Il est bien difficile de se faire des amis, lorsque l'on nait avec du sang princier dans les veines, et à plus fortes raisons, lorsque votre père ne se trouve pas être lui-même prince mais plutôt roi. Ou plutôt est-il difficile de réellement avoir de vrais amis, des êtres qui vous apprécient et vous sont loyaux pour vous-même, et non pour votre titre, pour les privilèges au sein desquels vous évoluez, ou bien encore pour les avantages que vous êtes en mesure de faire retomber sur les épaules de votre choix. Il y a toujours à se méfier, toujours à peser le pour et le contre, à rester sur la défensive et à ne jamais totalement endormir sa surveillance et sa clarté d'esprit. Du moins était-ce ainsi que Jordane lui avait toujours présenté les choses. D'une certaine façon, cela l'avait quelque peu attristée, quand elle avait compris que, malgré tous ses efforts, elle ne serait sans doute jamais capable d'être uniquement entourée de personnes ne lui voulant que du bien et n'étant nullement dotées de mauvaises intentions. Et puis, d'un autre côté, elle ne s'était jamais réellement entièrement sentie privée de quelque chose, puisqu'elle avait eu Nymeria, et que cela avait bien valu toutes les amitiés du monde. Et maintenant, Nymeria n'était plus là, et Megara ressentait déjà un grand vide en elle, et ce même si, dans les faits, son monde ne s'était pas soudainement trouvé dépeuplé par le départ de sa cadette pour le Val.
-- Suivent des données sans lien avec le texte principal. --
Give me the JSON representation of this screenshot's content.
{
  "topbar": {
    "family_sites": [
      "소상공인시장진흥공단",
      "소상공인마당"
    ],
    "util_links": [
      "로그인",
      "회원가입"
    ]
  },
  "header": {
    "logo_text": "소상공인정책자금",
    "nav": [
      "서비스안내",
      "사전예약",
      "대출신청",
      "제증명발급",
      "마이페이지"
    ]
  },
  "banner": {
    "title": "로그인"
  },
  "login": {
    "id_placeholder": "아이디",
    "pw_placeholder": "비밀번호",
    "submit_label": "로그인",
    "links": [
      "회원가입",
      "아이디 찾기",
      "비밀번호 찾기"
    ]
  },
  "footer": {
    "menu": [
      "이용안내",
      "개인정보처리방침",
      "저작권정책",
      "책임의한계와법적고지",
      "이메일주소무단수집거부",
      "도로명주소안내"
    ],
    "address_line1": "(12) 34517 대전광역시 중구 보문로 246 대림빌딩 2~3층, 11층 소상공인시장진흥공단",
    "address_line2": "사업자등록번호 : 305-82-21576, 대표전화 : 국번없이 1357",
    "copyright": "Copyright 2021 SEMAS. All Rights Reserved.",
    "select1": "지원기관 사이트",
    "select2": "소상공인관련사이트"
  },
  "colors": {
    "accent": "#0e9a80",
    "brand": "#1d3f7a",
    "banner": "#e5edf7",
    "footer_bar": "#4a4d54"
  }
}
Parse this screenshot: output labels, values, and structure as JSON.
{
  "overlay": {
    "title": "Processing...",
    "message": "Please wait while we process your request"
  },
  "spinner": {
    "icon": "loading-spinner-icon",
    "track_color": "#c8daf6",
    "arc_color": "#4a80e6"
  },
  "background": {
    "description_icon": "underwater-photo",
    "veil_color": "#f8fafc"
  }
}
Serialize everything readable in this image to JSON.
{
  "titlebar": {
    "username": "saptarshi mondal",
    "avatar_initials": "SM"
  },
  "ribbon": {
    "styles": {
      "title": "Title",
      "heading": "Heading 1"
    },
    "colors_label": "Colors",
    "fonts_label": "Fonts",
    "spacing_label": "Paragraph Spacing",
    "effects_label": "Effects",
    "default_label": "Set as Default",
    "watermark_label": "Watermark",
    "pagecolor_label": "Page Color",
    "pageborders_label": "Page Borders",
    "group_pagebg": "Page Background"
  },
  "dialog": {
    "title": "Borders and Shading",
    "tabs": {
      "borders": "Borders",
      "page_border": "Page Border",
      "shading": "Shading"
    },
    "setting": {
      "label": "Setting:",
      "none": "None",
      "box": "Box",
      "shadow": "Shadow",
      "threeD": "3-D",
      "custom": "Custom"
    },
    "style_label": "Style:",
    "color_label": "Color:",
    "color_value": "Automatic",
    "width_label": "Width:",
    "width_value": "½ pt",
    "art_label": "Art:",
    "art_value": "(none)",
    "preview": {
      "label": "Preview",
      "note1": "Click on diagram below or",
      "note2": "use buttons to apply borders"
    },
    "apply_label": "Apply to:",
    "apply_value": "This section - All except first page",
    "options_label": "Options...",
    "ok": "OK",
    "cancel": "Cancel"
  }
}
Cependant, là, tout contre Gareth, si la vérité lui revient en plein visage, la douleur semble être un peu anesthésiée. Et, malgré tout, malgré le contexte, ce vide de l'absence et la vérité plombante de toutes ces lieues qui les séparent toutes deux, malgré tout cela, les paroles de son époux la font quelque peu sourire.
    Ainsi donc, à tes yeux, il existe de vraies princesses, et d'autres qui le sont moins ? Je serais curieuse de savoir dans quelle catégorie tu me classes ... Un instant, elle relève le regard vers lui, un brin amusée. Mais tu as raison. Elle mérite d'être heureuse, alors je dois me focaliser sur ça. Et uniquement sur ça, la concernant. Était-il plus adéquat et apaisant de parler d'enfants plutôt que de parler de Nymeria ? Pas forcément, mais le sujet n'en restait pas moins familial, n'est-ce pas ? D'autant plus que cela touchait au futur, au futur de leur union, de la lignée Lannister, mais aussi du Roc si jamais malheur devait survenir à Lyman. Utiliser les mots d'une sœur pour manipuler l'autre : quels vils desseins ! Tu pourras toujours essayer, mais je crains fort ne pas encore être en mesure de pouvoir présentement te garantir quelque résultat aussi probant que tu le voudrais ...
Elle plissa les yeux, prétendant de pouvoir le défier avec sérieux et force, avant de reprendre une expression des plus naturelles. Et des plus engageantes. Elle ne doutait pas un seul instant que Gareth saurait s'y prendre, autant avec elle qu'avec leurs enfants et leurs neveux. Ce n'était pas que Megara était faible d'esprit et n'avait absolument aucune volonté, mais plutôt qu'elle savait combien les instincts maternels ne devaient pas forcément prévaloir en tout temps et en tout lieu. Il était déjà arrivé à Jordane de lui confier que s'il n'avait s'agit que d'être mère, et que tout le reste n'avait jamais existé, peut-être n'aurait-elle jamais laissé Lyman manier la moindre arme de quelque sorte. Et pour le coup, ce n'était pas parce qu'elle était Princesse et que son époux était d'un rang inférieur qu'elle se devait d'avoir primauté de choix et de décision quant au devenir et à l'avenir de leurs futurs enfants. De toute façon, ses pensées étaient attirées vers ailleurs dès lors qu'elle sentait la pulpe des lèvres de Gareth entrer en contact avec la sensibilité tactile très extrême du bout de ses doigts.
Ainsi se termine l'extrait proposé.